Saturday, December 01, 2007

The Inconstant Moon

I don't understand those drops the optometrist puts in to dilate your eyes. Fifteen minutes afterwards, you still look and feel fairly normal, but your eyes are still dilated enough that he can shine a light in, become intimately acquainted with your retinas, declare everything in order, and send you home. So they've done their job. But after another hour goes by, your head aches and you can't focus and you look like a freshly lobotomized Moonie.

I'm better now.

Speaking of lobotomies, yesterday I got to contemplating organized religion. We'd been talking about it a little at work.

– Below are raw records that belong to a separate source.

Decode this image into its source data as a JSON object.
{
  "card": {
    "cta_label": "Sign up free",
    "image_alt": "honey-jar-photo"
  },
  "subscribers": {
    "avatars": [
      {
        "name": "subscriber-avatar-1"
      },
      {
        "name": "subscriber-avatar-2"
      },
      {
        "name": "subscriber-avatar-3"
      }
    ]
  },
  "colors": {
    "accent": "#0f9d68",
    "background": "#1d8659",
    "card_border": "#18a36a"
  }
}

One of our three new hires has, not to jinx anything, apparently succeeded in getting her old job back, and should be leaving us in another couple of weeks or so. Our supervisor has been fairly understanding about this - not that she has a lot of choice - but she did cancel my coworker's enrollment for a job-related class next week that my coworker had in fact been looking forward to. If my coworker hadn't felt the compulsion to be totally honest with our supervisor from the very beginning, she'd still have gotten to go.

But my coworker - nice lady, don't get me wrong - is very religious, and doesn't believe in lying through commission or omission, under any circumstances, ever. So we were all standing around talking about how to balance virtue with pragmatism, and how to treat others in a Christian (or - for those of us secularists in the crowd, who have never quite understood why the most self-explanatory tenets of basic social responsibility end up being labeled as religious virtues, as though only the threat of eternal hellfire could possibly get people not to act like complete assholes - ethical) manner, without going too far and allowing ourselves to be taken advantage of by those less circumspect than we.

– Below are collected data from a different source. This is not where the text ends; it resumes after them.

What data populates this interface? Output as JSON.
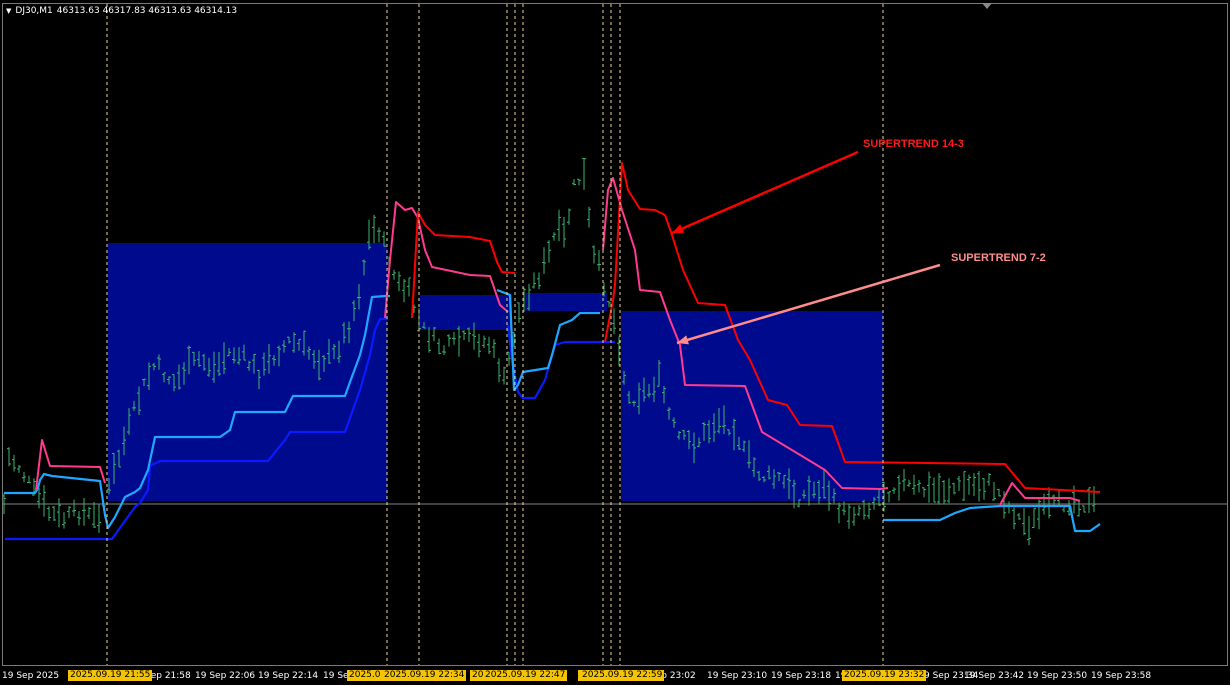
{
  "header": {
    "symbol": "DJ30,M1",
    "quotes": "46313.63 46317.83 46313.63 46314.13"
  },
  "annotations": {
    "supertrend_14_3": "SUPERTREND 14-3",
    "supertrend_7_2": "SUPERTREND 7-2"
  },
  "time_axis": {
    "labels": [
      "19 Sep 2025",
      "Sep 21:58",
      "19 Sep 22:06",
      "19 Sep 22:14",
      "19 Se",
      "Sep 23:02",
      "19 Sep 23:10",
      "19 Sep 23:18",
      "19 S",
      "9 Sep 23:34",
      "19 Sep 23:42",
      "19 Sep 23:50",
      "19 Sep 23:58"
    ],
    "vline_labels": [
      "2025.09.19 21:55",
      "2025.0",
      "2025.09.19 22:34",
      "20",
      "2025.09.19 22:47",
      "20",
      "2025.09.19 22:59",
      "2025.09.19 23:32"
    ]
  },
  "colors": {
    "background": "#000000",
    "bull_candle": "#3cb371",
    "supertrend_14_3": "#ff0000",
    "supertrend_7_2": "#ff3b8f",
    "support_light": "#1ea7ff",
    "support_dark": "#0a1aff",
    "zone_fill": "#000a8c",
    "vline": "#e8d9a0",
    "price_line": "#b0b0b0"
  }
}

A great philosophical and/or religious figure like Christ exists as an ideal, of course. His behavior and teachings are meant to be striven towards, I'd posit, but not necessarily emulated by humans in our day-to-day existence; the idea being that the world would be a much nicer place if as many people as possible would go at least some ways towards tolerating unpleasantness without generating more in return. But actually to take this to the extreme, and say that you're never allowed to do anything to defend yourself, doesn't do anyone any good.

Besides, the Bible is famously fraught with mistranslation and questionable interpretations. Who's to say that "turn the other cheek" wasn't originally an exhortation to drop your trousers and give your enemies a rosy salute? That'd make for kind of a different religion.

I don't think that's what the Moonies were about. Too bad!